Aaron Shurin and Robert Glück, 75th birthday reading & celebration
Overview
- This program also available via live-stream and at the same link after the event.
- Masks are required for those attending in person.
Co-presented by The Poetry Center and The Green Arcade, with thanks to our generous host, McRoskey Mattress Co.
Our friends and fellow poets Aaron Shurin and Robert Glück each turn 75 this year, and we're putting on a little celebratory reading and evening in their honor. Both are also alums of The Poetry Center, and have been teachers and mentors to dozens of younger poets and writers across the years. Please join us to celebrate their collective anniversary.

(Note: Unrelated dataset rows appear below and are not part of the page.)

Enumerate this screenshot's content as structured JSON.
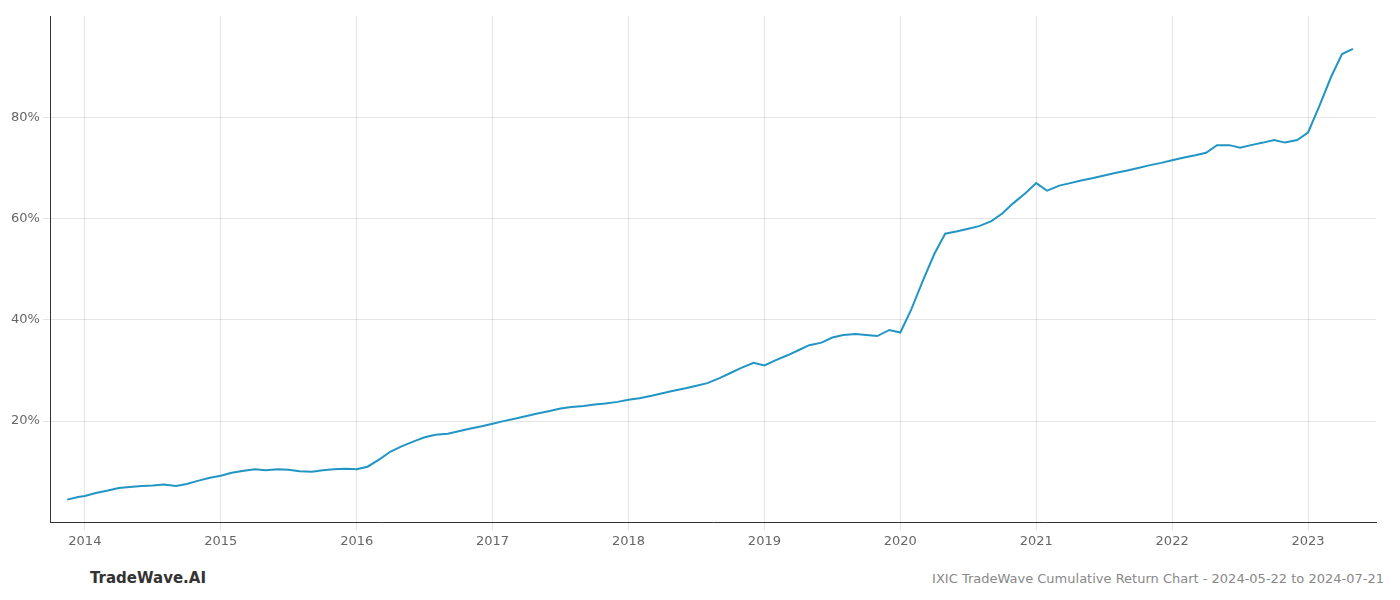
{
  "chart_data": {
    "type": "line",
    "color": "#2196C4",
    "grid": true,
    "annotations": [
      "TradeWave.AI",
      "IXIC TradeWave Cumulative Return Chart - 2024-05-22 to 2024-07-21"
    ],
    "x": [
      2013.87,
      2013.95,
      2014.0,
      2014.08,
      2014.17,
      2014.25,
      2014.33,
      2014.42,
      2014.5,
      2014.58,
      2014.67,
      2014.75,
      2014.83,
      2014.92,
      2015.0,
      2015.08,
      2015.17,
      2015.25,
      2015.33,
      2015.42,
      2015.5,
      2015.58,
      2015.67,
      2015.75,
      2015.83,
      2015.92,
      2016.0,
      2016.08,
      2016.17,
      2016.25,
      2016.33,
      2016.42,
      2016.5,
      2016.58,
      2016.67,
      2016.75,
      2016.83,
      2016.92,
      2017.0,
      2017.08,
      2017.17,
      2017.25,
      2017.33,
      2017.42,
      2017.5,
      2017.58,
      2017.67,
      2017.75,
      2017.83,
      2017.92,
      2018.0,
      2018.08,
      2018.17,
      2018.25,
      2018.33,
      2018.42,
      2018.5,
      2018.58,
      2018.67,
      2018.75,
      2018.83,
      2018.92,
      2019.0,
      2019.08,
      2019.17,
      2019.25,
      2019.33,
      2019.42,
      2019.5,
      2019.58,
      2019.67,
      2019.75,
      2019.83,
      2019.92,
      2020.0,
      2020.08,
      2020.17,
      2020.25,
      2020.33,
      2020.42,
      2020.5,
      2020.58,
      2020.67,
      2020.75,
      2020.83,
      2020.92,
      2021.0,
      2021.08,
      2021.17,
      2021.25,
      2021.33,
      2021.42,
      2021.5,
      2021.58,
      2021.67,
      2021.75,
      2021.83,
      2021.92,
      2022.0,
      2022.08,
      2022.17,
      2022.25,
      2022.33,
      2022.42,
      2022.5,
      2022.58,
      2022.67,
      2022.75,
      2022.83,
      2022.92,
      2023.0,
      2023.08,
      2023.17,
      2023.25,
      2023.33
    ],
    "values": [
      4.5,
      5.0,
      5.2,
      5.8,
      6.3,
      6.8,
      7.0,
      7.2,
      7.3,
      7.5,
      7.2,
      7.6,
      8.2,
      8.8,
      9.2,
      9.8,
      10.2,
      10.5,
      10.3,
      10.5,
      10.4,
      10.1,
      10.0,
      10.3,
      10.5,
      10.6,
      10.5,
      11.0,
      12.5,
      14.0,
      15.0,
      16.0,
      16.8,
      17.3,
      17.5,
      18.0,
      18.5,
      19.0,
      19.5,
      20.0,
      20.5,
      21.0,
      21.5,
      22.0,
      22.5,
      22.8,
      23.0,
      23.3,
      23.5,
      23.8,
      24.2,
      24.5,
      25.0,
      25.5,
      26.0,
      26.5,
      27.0,
      27.5,
      28.5,
      29.5,
      30.5,
      31.5,
      31.0,
      32.0,
      33.0,
      34.0,
      35.0,
      35.5,
      36.5,
      37.0,
      37.2,
      37.0,
      36.8,
      38.0,
      37.5,
      42.0,
      48.0,
      53.0,
      57.0,
      57.5,
      58.0,
      58.5,
      59.5,
      61.0,
      63.0,
      65.0,
      67.0,
      65.5,
      66.5,
      67.0,
      67.5,
      68.0,
      68.5,
      69.0,
      69.5,
      70.0,
      70.5,
      71.0,
      71.5,
      72.0,
      72.5,
      73.0,
      74.5,
      74.5,
      74.0,
      74.5,
      75.0,
      75.5,
      75.0,
      75.5,
      77.0,
      82.0,
      88.0,
      92.5,
      93.5
    ],
    "xlim": [
      2013.75,
      2023.5
    ],
    "xticks": [
      2014,
      2015,
      2016,
      2017,
      2018,
      2019,
      2020,
      2021,
      2022,
      2023
    ],
    "ylim": [
      0,
      100
    ],
    "yticks": [
      {
        "value": 20,
        "label": "20%"
      },
      {
        "value": 40,
        "label": "40%"
      },
      {
        "value": 60,
        "label": "60%"
      },
      {
        "value": 80,
        "label": "80%"
      }
    ]
  }
}
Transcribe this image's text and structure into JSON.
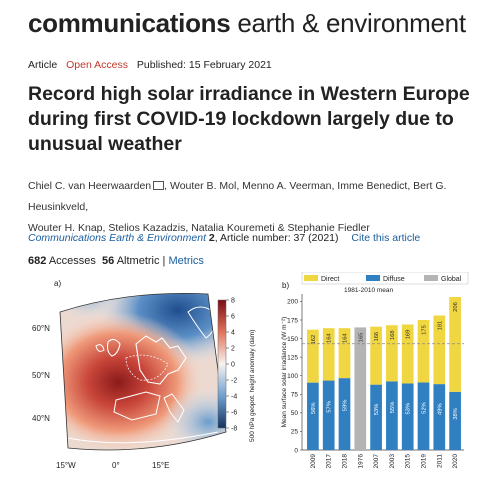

Aaron Shurin is the author of fourteen books of poetry and prose, most recently The Blue Absolute (Nightboat, 2020), Flowers & Sky: Two Talks (Entre Rios Books, 2017), and The Skin of Meaning: Collected Literary Essays and Talks (University of Michigan Press, 2015). A pioneer in both LGBTQ studies and innovative verse, Shurin was a member of the original Good Gay Poets collective in Boston, and later the first graduate of the storied Poetics Program at New College of California. He has written numerous critical essays about poetic theory and compositional practice, as well as personal narratives on sexual identity, gender fluidity, and the AIDS epidemic. He is the former Associate Director of the Poetry Center at SFSU. A longtime educator, he’s the former director and currently Professor Emeritus for the MFA Writing Program at the University of San Francisco.
Robert Glück’s poetry collections include Reader; La Fontaine, a collaboration with Bruce Boone; In Commemoration of the Visit, a collaboration with Kathleen Fraser; and Parables, a collaboration with the Cuban artist, José Angel Toirac. Roof Books will publish Glück’s long poem, I, Boombox, in 2023. His fiction includes the story collections Denny Smith and Elements, and the novels Jack the Modernist and Margery Kempe, which was republished in 2020 by NYRB Classics. An excerpt from his latest novel, About Ed, appeared this summer in The Paris Review. Glück edited, with Camille Roy, Mary Berger, and Gail Scott, the anthology Biting The Error: Writers Explore Narrative, and his collected essays, Communal Nude, was published by Semiotext(e) in 2016. Glück served as director of San Francisco State’s The Poetry Center, co-director of Small Press Traffic Literary Center, and associate editor at Lapis Press. He lives in San Francisco.